What was that? Through the monkey howls and insect whines, Ramon thought he heard the distant rumble of a large vehicle, like a truck or a personnel carrier. Yes, there was something out there, probably on the road down the hill. Ears locked onto the sound now, Ramon heard it come to a definite stop, followed by hushed but stern voices and what sounded like many men moving through the brush. It could only be a government patrol. A misstep now would mean the end of everything: of the revolution, of every man in the camp, of Ramon himself. He scrambled down the rope ladder as quietly as possible, gently landing on the ground, and tiptoed quickly toward the camp.

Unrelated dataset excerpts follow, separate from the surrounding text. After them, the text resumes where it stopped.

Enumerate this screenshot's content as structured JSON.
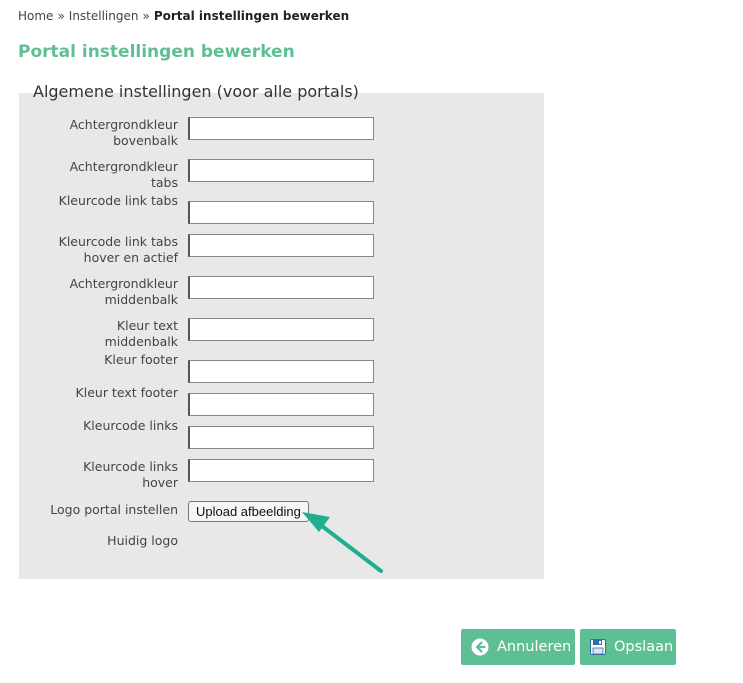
{
  "breadcrumb": {
    "items": [
      "Home",
      "Instellingen"
    ],
    "separator": "»",
    "current": "Portal instellingen bewerken"
  },
  "page": {
    "title": "Portal instellingen bewerken"
  },
  "form": {
    "legend": "Algemene instellingen (voor alle portals)",
    "fields": [
      {
        "label_lines": [
          "Achtergrondkleur",
          "bovenbalk"
        ]
      },
      {
        "label_lines": [
          "Achtergrondkleur",
          "tabs"
        ]
      },
      {
        "label_lines": [
          "Kleurcode link tabs"
        ]
      },
      {
        "label_lines": [
          "Kleurcode link tabs",
          "hover en actief"
        ]
      },
      {
        "label_lines": [
          "Achtergrondkleur",
          "middenbalk"
        ]
      },
      {
        "label_lines": [
          "Kleur text",
          "middenbalk"
        ]
      },
      {
        "label_lines": [
          "Kleur footer"
        ]
      },
      {
        "label_lines": [
          "Kleur text footer"
        ]
      },
      {
        "label_lines": [
          "Kleurcode links"
        ]
      },
      {
        "label_lines": [
          "Kleurcode links",
          "hover"
        ]
      }
    ],
    "logo_label": "Logo portal instellen",
    "upload_button": "Upload afbeelding",
    "current_logo_label": "Huidig logo"
  },
  "actions": {
    "cancel_label": "Annuleren",
    "save_label": "Opslaan"
  },
  "icons": {
    "cancel": "arrow-left-circle-icon",
    "save": "floppy-disk-icon",
    "annotation": "annotation-arrow-icon"
  },
  "colors": {
    "accent": "#5fbf94",
    "panel": "#e8e8e8",
    "annotation_arrow": "#1fae8f"
  }
}
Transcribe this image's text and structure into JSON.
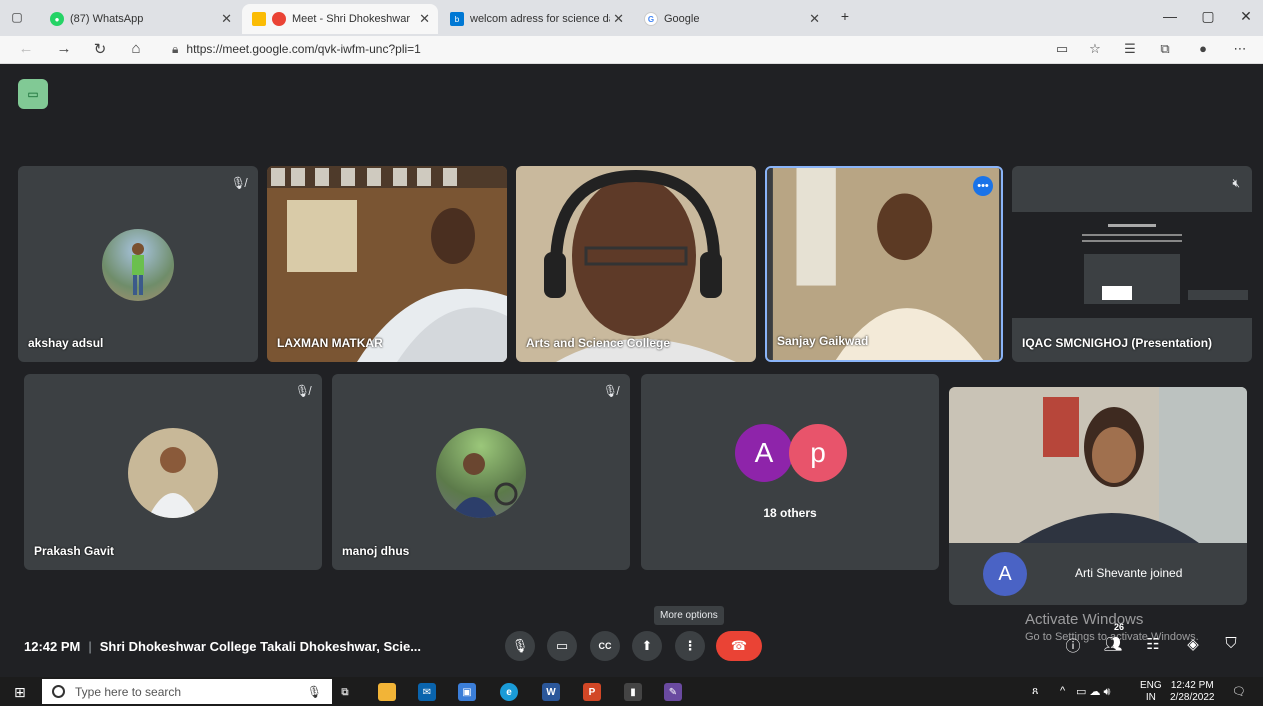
{
  "browser": {
    "tabs": [
      {
        "title": "(87) WhatsApp"
      },
      {
        "title": "Meet - Shri Dhokeshwar Co"
      },
      {
        "title": "welcom adress for science day fu"
      },
      {
        "title": "Google"
      }
    ],
    "url": "https://meet.google.com/qvk-iwfm-unc?pli=1"
  },
  "participants": {
    "akshay": "akshay adsul",
    "laxman": "LAXMAN MATKAR",
    "arts": "Arts and Science College",
    "sanjay": "Sanjay Gaikwad",
    "iqac": "IQAC SMCNIGHOJ (Presentation)",
    "prakash": "Prakash Gavit",
    "manoj": "manoj dhus",
    "others": "18 others",
    "others_letter1": "A",
    "others_letter2": "p",
    "arti_letter": "A",
    "arti_joined": "Arti Shevante joined"
  },
  "meeting": {
    "time": "12:42 PM",
    "title": "Shri Dhokeshwar College Takali Dhokeshwar, Scie...",
    "tooltip": "More options",
    "participants_count": "26"
  },
  "watermark": {
    "line1": "Activate Windows",
    "line2": "Go to Settings to activate Windows."
  },
  "taskbar": {
    "search_placeholder": "Type here to search",
    "lang1": "ENG",
    "lang2": "IN",
    "time": "12:42 PM",
    "date": "2/28/2022"
  },
  "colors": {
    "meet_bg": "#202124",
    "tile_bg": "#3c4043",
    "end_call": "#ea4335",
    "active_speaker_border": "#8ab4f8",
    "avatar_purple": "#8e24aa",
    "avatar_pink": "#e8546b",
    "avatar_blue": "#4a63c5"
  }
}
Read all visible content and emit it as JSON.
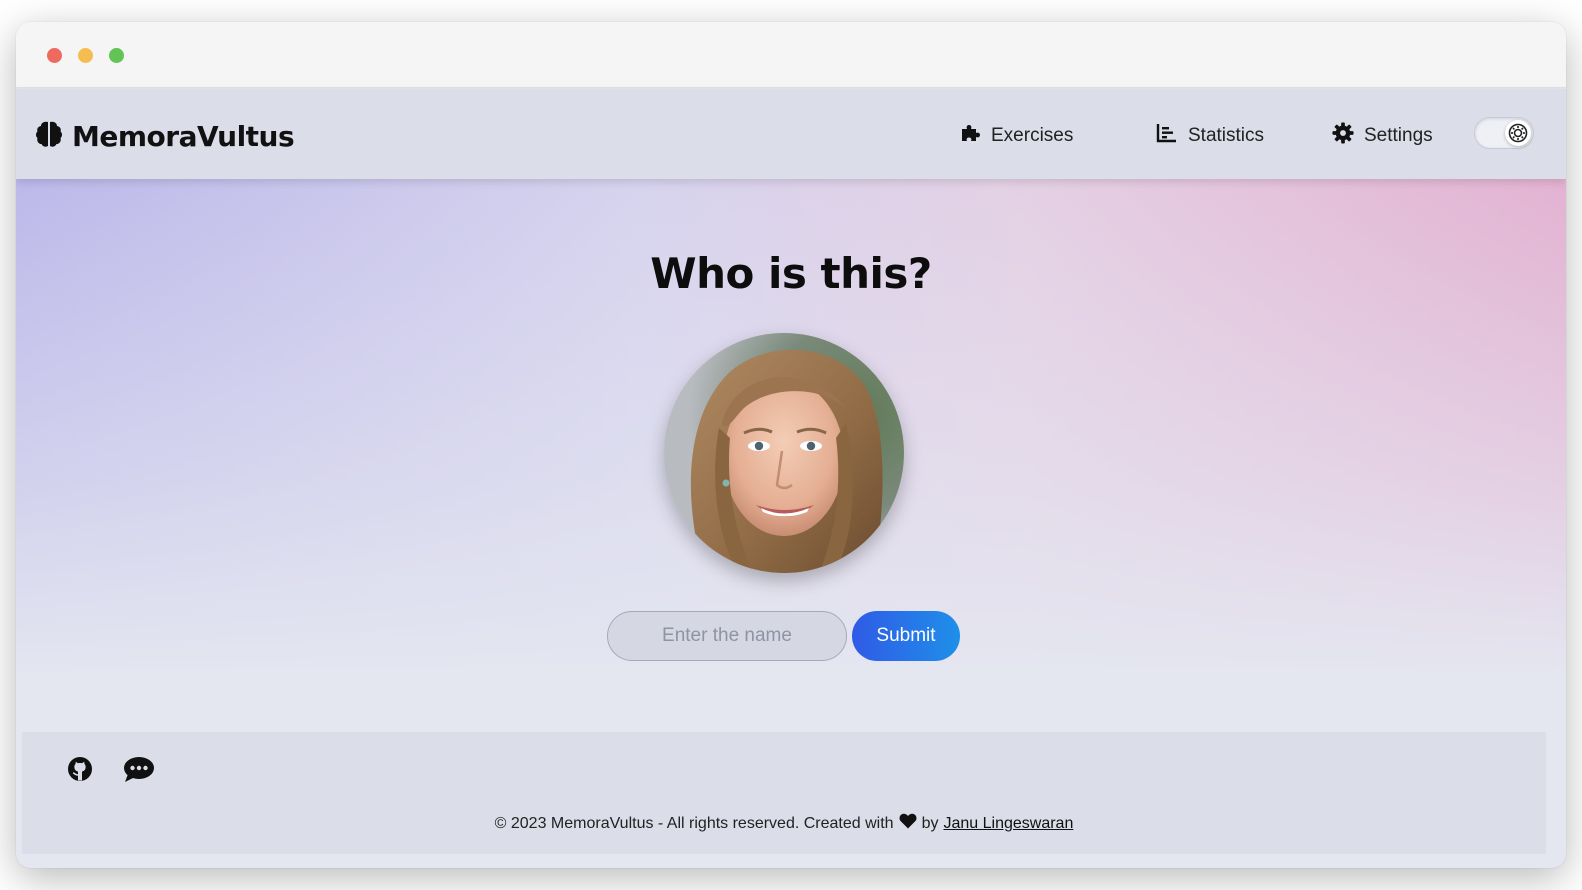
{
  "navbar": {
    "brand": "MemoraVultus",
    "items": [
      {
        "label": "Exercises",
        "icon": "puzzle-icon"
      },
      {
        "label": "Statistics",
        "icon": "bar-chart-icon"
      },
      {
        "label": "Settings",
        "icon": "gear-icon"
      }
    ],
    "theme_toggle_icon": "sun-icon"
  },
  "main": {
    "title": "Who is this?",
    "name_input": {
      "placeholder": "Enter the name",
      "value": ""
    },
    "submit_label": "Submit"
  },
  "footer": {
    "copyright_text": "© 2023 MemoraVultus - All rights reserved. Created with",
    "by_text": "by",
    "author": "Janu Lingeswaran"
  },
  "colors": {
    "accent_start": "#2f5be6",
    "accent_end": "#1f8fe9",
    "navbar_bg": "#dbdde8"
  }
}
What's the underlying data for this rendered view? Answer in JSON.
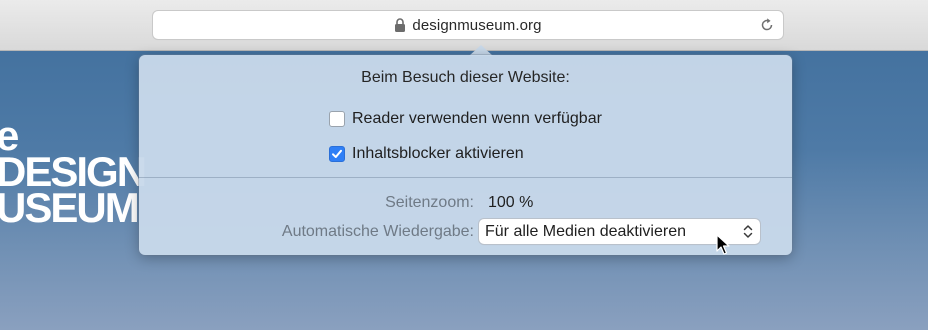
{
  "browser": {
    "url": "designmuseum.org"
  },
  "background": {
    "logo_lines": [
      "e",
      "DESIGN",
      "USEUM"
    ]
  },
  "popover": {
    "title": "Beim Besuch dieser Website:",
    "options": [
      {
        "label": "Reader verwenden wenn verfügbar",
        "checked": false
      },
      {
        "label": "Inhaltsblocker aktivieren",
        "checked": true
      }
    ],
    "zoom_label": "Seitenzoom:",
    "zoom_value": "100 %",
    "autoplay_label": "Automatische Wiedergabe:",
    "autoplay_value": "Für alle Medien deaktivieren"
  },
  "colors": {
    "accent": "#2f7ff6"
  },
  "icons": {
    "address_lock": "lock-icon",
    "address_reload": "reload-icon",
    "select": "chevron-updown-icon",
    "cursor": "mouse-pointer-icon"
  }
}
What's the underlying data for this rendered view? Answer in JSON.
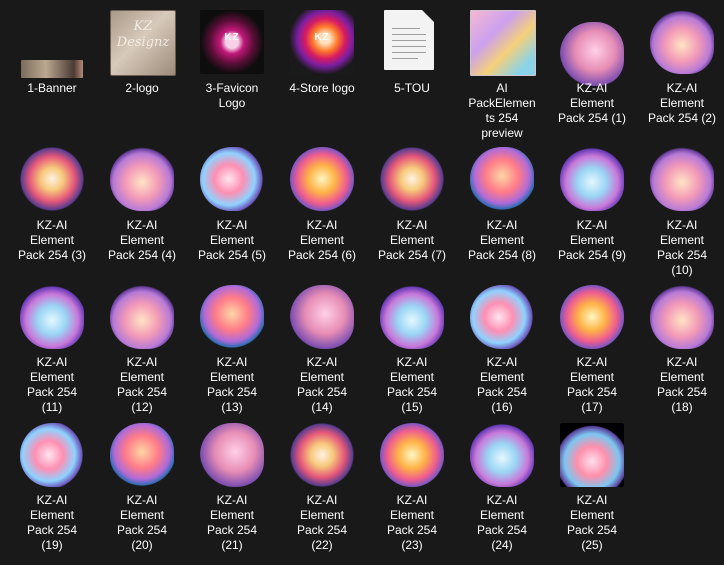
{
  "files": [
    {
      "label": "1-Banner",
      "icon": "banner-image-icon"
    },
    {
      "label": "2-logo",
      "icon": "logo-image-icon",
      "art_text": "KZ\nDesignz"
    },
    {
      "label": "3-Favicon\nLogo",
      "icon": "favicon-image-icon",
      "art_text": "KZ"
    },
    {
      "label": "4-Store logo",
      "icon": "store-logo-image-icon",
      "art_text": "KZ"
    },
    {
      "label": "5-TOU",
      "icon": "text-document-icon"
    },
    {
      "label": "AI\nPackElemen\nts 254\npreview",
      "icon": "preview-image-icon"
    },
    {
      "label": "KZ-AI\nElement\nPack 254 (1)",
      "icon": "dolphin-image-icon"
    },
    {
      "label": "KZ-AI\nElement\nPack 254 (2)",
      "icon": "octopus-image-icon"
    },
    {
      "label": "KZ-AI\nElement\nPack 254 (3)",
      "icon": "pirate-skull-image-icon"
    },
    {
      "label": "KZ-AI\nElement\nPack 254 (4)",
      "icon": "shells-image-icon"
    },
    {
      "label": "KZ-AI\nElement\nPack 254 (5)",
      "icon": "shell-cluster-image-icon"
    },
    {
      "label": "KZ-AI\nElement\nPack 254 (6)",
      "icon": "ship-image-icon"
    },
    {
      "label": "KZ-AI\nElement\nPack 254 (7)",
      "icon": "mermaid-image-icon"
    },
    {
      "label": "KZ-AI\nElement\nPack 254 (8)",
      "icon": "fish-image-icon"
    },
    {
      "label": "KZ-AI\nElement\nPack 254 (9)",
      "icon": "shipwreck-image-icon"
    },
    {
      "label": "KZ-AI\nElement\nPack 254\n(10)",
      "icon": "clam-image-icon"
    },
    {
      "label": "KZ-AI\nElement\nPack 254\n(11)",
      "icon": "crab-image-icon"
    },
    {
      "label": "KZ-AI\nElement\nPack 254\n(12)",
      "icon": "coral-clam-image-icon"
    },
    {
      "label": "KZ-AI\nElement\nPack 254\n(13)",
      "icon": "angelfish-image-icon"
    },
    {
      "label": "KZ-AI\nElement\nPack 254\n(14)",
      "icon": "octopus-coral-image-icon"
    },
    {
      "label": "KZ-AI\nElement\nPack 254\n(15)",
      "icon": "shark-image-icon"
    },
    {
      "label": "KZ-AI\nElement\nPack 254\n(16)",
      "icon": "coral-image-icon"
    },
    {
      "label": "KZ-AI\nElement\nPack 254\n(17)",
      "icon": "anemone-image-icon"
    },
    {
      "label": "KZ-AI\nElement\nPack 254\n(18)",
      "icon": "castle-image-icon"
    },
    {
      "label": "KZ-AI\nElement\nPack 254\n(19)",
      "icon": "coral-reef-image-icon"
    },
    {
      "label": "KZ-AI\nElement\nPack 254\n(20)",
      "icon": "coral-tree-image-icon"
    },
    {
      "label": "KZ-AI\nElement\nPack 254\n(21)",
      "icon": "flower-coral-image-icon"
    },
    {
      "label": "KZ-AI\nElement\nPack 254\n(22)",
      "icon": "seahorse-image-icon"
    },
    {
      "label": "KZ-AI\nElement\nPack 254\n(23)",
      "icon": "tropical-fish-image-icon"
    },
    {
      "label": "KZ-AI\nElement\nPack 254\n(24)",
      "icon": "heart-coral-image-icon"
    },
    {
      "label": "KZ-AI\nElement\nPack 254\n(25)",
      "icon": "reef-scene-image-icon"
    }
  ]
}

“This is number 52474! Danger! Federal troops ascending the northern slope! Evacuate! Over!” Ramon breathlessly whispered into his Bell South 22 Channel FRS/GMRS 2 Way Wristwatch Communicator. He knew it boasted a 1.5 mile hypothetical range on FRS channels 1-4 and GMRS channels 15-22, but would it carry his warning through half a mile of thick forest? “Message received, 52474,” came the reply through Ramon’s headset. “Report to camp immediately for evacuation.”
By the time Ramon got back to the clearing, all the tents were collapsed and packed away, the men already filing through the trees toward the border. The government patrol was disappointed. The revolution was not lost. The people were not defeated. And after many more hard months full of struggle, Ramon had his coffee in the capital.